Un moment décisif qui a mis toute cette équipe de guerrières face à un énorme défi : raconter l’intime, le rendre public, créer le rêve et l’émotion des éléments les plus simples de la vie…


C’est un road trip, mais ses éléments sont autobiographiques. « Rawa7 » est un retour aux sources, à soi, à ses détails qui font ce que nous sommes.
De Regueb, vient la comédienne Fatma Felhi, et c’est vers sa terre qu’elle fait ce voyage. Sa rencontre avec Khaoula El Hadef qui signe la mise en scène et Yosr Galai qui assure l’assistanat n’est pas fortuite, autour d’un texte écrit à trois, ce trio de femmes apporte chacune une part de cet univers auquel nous avons pris part samedi dernier à El Teatro.

Le récit est personnel, l’écriture est collégiale. Et c’est avec le soutien d’un autre duo Zeineb Ferchichi et Taoufik El Ayed qui produisent ce spectacle et accueillent les prochains cycles dans leur espace Be Actor à El Manar.
La première est aussi offerte par des amis et des incontournables soutiens : El Teatro. C’est pour dire que le théâtre, c’est aussi une histoire d’amitié. Car quand Fatma Felhi a rêvé de faire ce spectacle, le groupe s’est formé autour d’elle pour mettre tout savoir-faire et toute créativité pour le réaliser.
« Rawa7 », c’est une marche, une route, ou même plusieurs avec des poses, des escales, des déambulations, des trébuchements mais c’est une marche continue.
Tout le long de ce parcours, la comédienne se pose un tas de questions, la nécessité de rompre le lien, de tourner le dos à tous et tracer son chemin ailleurs, s’affranchir des relations familiales, tuer père, mère, terre et patrie…en somme, larguer toutes les amarres… mais les sentiments s’embrouillent, les désirs s’entremêlent.

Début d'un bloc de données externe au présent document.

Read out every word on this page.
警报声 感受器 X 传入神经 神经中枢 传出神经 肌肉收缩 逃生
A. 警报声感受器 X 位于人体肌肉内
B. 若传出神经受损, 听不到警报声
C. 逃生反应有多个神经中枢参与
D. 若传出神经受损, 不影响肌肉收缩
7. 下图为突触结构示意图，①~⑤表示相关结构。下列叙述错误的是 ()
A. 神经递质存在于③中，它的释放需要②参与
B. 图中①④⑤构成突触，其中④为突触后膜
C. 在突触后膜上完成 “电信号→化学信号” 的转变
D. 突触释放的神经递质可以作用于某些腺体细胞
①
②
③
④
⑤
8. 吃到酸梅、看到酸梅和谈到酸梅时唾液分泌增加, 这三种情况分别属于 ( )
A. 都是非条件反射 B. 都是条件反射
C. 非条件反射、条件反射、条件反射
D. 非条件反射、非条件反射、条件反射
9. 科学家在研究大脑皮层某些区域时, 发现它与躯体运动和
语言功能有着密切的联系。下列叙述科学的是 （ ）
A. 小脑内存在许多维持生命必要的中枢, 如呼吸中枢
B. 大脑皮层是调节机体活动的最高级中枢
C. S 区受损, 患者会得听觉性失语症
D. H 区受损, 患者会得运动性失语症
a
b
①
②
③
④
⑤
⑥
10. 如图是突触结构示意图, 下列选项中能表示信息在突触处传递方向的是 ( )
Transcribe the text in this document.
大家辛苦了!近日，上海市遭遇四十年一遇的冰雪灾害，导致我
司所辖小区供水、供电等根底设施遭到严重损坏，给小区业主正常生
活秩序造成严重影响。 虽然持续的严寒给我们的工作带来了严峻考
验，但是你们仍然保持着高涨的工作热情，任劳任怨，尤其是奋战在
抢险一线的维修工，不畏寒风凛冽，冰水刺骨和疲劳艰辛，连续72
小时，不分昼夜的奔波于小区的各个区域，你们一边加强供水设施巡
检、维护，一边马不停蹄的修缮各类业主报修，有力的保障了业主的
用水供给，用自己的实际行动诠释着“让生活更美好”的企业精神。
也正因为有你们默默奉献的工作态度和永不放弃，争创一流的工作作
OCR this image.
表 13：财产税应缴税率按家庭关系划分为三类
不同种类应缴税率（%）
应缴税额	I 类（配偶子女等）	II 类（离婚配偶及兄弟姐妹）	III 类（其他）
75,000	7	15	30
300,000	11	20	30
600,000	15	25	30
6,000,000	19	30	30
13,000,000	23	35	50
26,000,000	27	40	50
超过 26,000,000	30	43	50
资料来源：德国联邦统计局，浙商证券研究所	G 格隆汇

Fatma raconte sa vie par bribes, durant ce long voyage de Tunis vers son village du centre du pays, des images défilent, le paysage dessine les contours d’un conte magique où sublimation, rêve et réalité se mélangent.
Sous l’impulsion d’un texte qui ne se laisse pas abandonner au mélo, le réalisme cède naturellement la place à la fantaisie. Les contours des personnages, que Fatma raconte, se tracent à l’aquarelle, ils sont amples, dilués, colorés et presque translucides… On y retrouve des espaces étendus, des vignes et des oliviers, du soleil ardent, du vent sec, de l’aridité et de la générosité.
Le personnage de la maman rejoint le mythe, une sorte de totem protecteur qui, à son passage, remue la terre et fait trembler le ciel…Fatma l’évoque comme une matrice qui la fascine et la façonne toute sa vie durant. Le père, Baba Lazhar, est tel ce figuier qui rassemble la famille sous son feuillage ombragé.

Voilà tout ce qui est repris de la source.